May 07, 2009

A Marriage is Not a Baby

A Marriage is an agreement. It is a contract that has no promise of success in the venture. Adam and Eve lived together--in a perfect, new creation, they lived together--and even there, walking with God, knowing God as they didn't, though intimate their knowledge, they still blew it.

The marriage at Canna of Galilee says more about the agreement of Marriage than anything else I know. Christ turned the water to wine. Marriage, every year of it, is water. That is all it is. And it is essential for this earth and for our bodies to have water.

But water is tasteless and free and may become polluted in the environment, as the Prince of the Power of This World wars to destroy this planet God gave to men and women. If a miracle is not done by the Messiah Emmanuel, the young ancient Jesus, at the urging of a mother who knew the ravaging, safe prospects of "water only" in a Marriage; if the water is NOT turned to wine, there may be long life, but there will most likely be little joy.

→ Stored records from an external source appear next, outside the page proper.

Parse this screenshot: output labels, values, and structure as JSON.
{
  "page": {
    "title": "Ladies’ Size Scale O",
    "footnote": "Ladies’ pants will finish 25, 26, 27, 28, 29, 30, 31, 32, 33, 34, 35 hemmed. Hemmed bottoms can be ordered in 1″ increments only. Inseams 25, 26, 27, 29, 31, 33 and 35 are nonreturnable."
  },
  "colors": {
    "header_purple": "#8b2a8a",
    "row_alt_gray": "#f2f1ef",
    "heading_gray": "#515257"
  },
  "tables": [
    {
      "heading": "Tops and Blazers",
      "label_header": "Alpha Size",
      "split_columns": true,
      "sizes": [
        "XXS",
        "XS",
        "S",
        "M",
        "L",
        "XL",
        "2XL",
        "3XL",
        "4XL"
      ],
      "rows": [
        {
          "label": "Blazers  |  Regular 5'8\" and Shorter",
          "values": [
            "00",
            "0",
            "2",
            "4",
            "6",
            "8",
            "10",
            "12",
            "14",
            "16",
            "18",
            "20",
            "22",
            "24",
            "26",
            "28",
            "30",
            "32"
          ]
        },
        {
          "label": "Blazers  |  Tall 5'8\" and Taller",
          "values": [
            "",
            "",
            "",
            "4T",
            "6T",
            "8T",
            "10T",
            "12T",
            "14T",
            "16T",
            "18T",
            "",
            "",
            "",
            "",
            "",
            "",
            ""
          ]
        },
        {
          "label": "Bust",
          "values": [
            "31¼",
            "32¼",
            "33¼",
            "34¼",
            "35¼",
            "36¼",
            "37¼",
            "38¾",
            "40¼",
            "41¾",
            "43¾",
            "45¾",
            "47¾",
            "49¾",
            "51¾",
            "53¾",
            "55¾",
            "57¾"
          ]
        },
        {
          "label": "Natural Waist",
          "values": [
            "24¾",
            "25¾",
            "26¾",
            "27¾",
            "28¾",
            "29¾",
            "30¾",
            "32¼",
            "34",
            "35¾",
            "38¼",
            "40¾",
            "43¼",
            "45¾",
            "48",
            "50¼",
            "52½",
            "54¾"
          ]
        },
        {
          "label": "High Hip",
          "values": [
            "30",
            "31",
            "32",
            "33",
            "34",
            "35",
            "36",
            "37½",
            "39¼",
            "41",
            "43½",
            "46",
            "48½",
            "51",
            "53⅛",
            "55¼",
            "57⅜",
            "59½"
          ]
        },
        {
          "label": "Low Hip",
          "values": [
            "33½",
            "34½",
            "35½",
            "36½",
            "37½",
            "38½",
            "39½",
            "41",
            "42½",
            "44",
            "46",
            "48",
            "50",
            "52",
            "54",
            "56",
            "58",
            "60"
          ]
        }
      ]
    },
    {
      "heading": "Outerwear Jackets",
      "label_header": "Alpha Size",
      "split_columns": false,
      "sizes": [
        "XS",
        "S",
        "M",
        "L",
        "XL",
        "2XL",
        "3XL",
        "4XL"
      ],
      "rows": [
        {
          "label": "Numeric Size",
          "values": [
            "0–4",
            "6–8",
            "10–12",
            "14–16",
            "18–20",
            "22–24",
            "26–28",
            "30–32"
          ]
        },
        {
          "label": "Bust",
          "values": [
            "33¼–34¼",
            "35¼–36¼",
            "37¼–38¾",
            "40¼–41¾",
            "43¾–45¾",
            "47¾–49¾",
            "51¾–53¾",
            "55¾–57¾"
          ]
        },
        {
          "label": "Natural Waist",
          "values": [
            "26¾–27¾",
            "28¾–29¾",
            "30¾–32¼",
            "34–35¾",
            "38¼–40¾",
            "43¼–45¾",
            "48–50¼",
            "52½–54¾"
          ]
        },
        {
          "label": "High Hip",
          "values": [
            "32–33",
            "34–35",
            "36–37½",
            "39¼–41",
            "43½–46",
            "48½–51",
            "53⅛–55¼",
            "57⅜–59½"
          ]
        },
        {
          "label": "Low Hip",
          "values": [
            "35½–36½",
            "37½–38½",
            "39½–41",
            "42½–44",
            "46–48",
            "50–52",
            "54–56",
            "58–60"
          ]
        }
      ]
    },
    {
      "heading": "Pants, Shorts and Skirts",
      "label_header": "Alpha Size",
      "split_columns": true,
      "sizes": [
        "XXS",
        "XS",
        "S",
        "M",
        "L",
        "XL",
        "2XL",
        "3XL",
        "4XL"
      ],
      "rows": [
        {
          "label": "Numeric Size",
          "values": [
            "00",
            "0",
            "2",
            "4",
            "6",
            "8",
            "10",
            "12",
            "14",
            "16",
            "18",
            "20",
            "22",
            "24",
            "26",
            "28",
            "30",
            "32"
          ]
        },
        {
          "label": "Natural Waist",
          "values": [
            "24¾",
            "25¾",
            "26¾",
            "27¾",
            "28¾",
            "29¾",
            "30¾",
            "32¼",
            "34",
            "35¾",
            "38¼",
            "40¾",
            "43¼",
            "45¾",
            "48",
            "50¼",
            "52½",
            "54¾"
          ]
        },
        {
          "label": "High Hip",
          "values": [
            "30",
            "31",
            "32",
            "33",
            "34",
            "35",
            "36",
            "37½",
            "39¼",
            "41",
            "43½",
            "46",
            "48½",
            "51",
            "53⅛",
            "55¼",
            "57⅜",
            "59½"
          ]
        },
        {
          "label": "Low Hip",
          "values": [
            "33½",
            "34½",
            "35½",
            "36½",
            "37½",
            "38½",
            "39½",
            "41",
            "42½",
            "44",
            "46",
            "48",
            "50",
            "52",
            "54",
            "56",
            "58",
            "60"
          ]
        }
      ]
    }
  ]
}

Fruit, and not merely that of the womb when the water breaks through children, our finest hours, must be liquid. Tangible to our senses, easy in the mouths, make-able in our barrels, growable in our vineyards, serve-able in our Loving, else marriage is mirage. Two may be a natural spring, a Fountain of Youth, but if there is not wine between them--their waters as wine--their lives will remain outside of them, an Act of God, a beautiful, created resource of water only, that may be bottled and sold in emergencies.

A Marriage is not a baby. A baby will grow to adapt to being a human. A Marriage may or may not adapt to being a vineyard, if that is the cost of proving that "water" can be physically vested, grown, worked into barrels and aged to eventually show Wine.

Don't we men and women want the miracle instead? The water turned to a heady, sweet pairing of our senses and sensibilities, instead of cheap whine in the barrels? A Marriage is far more complex than a miracle. It is an agreement to work and stay. A miracle, though, is the stuff of holy writ--an entering of God.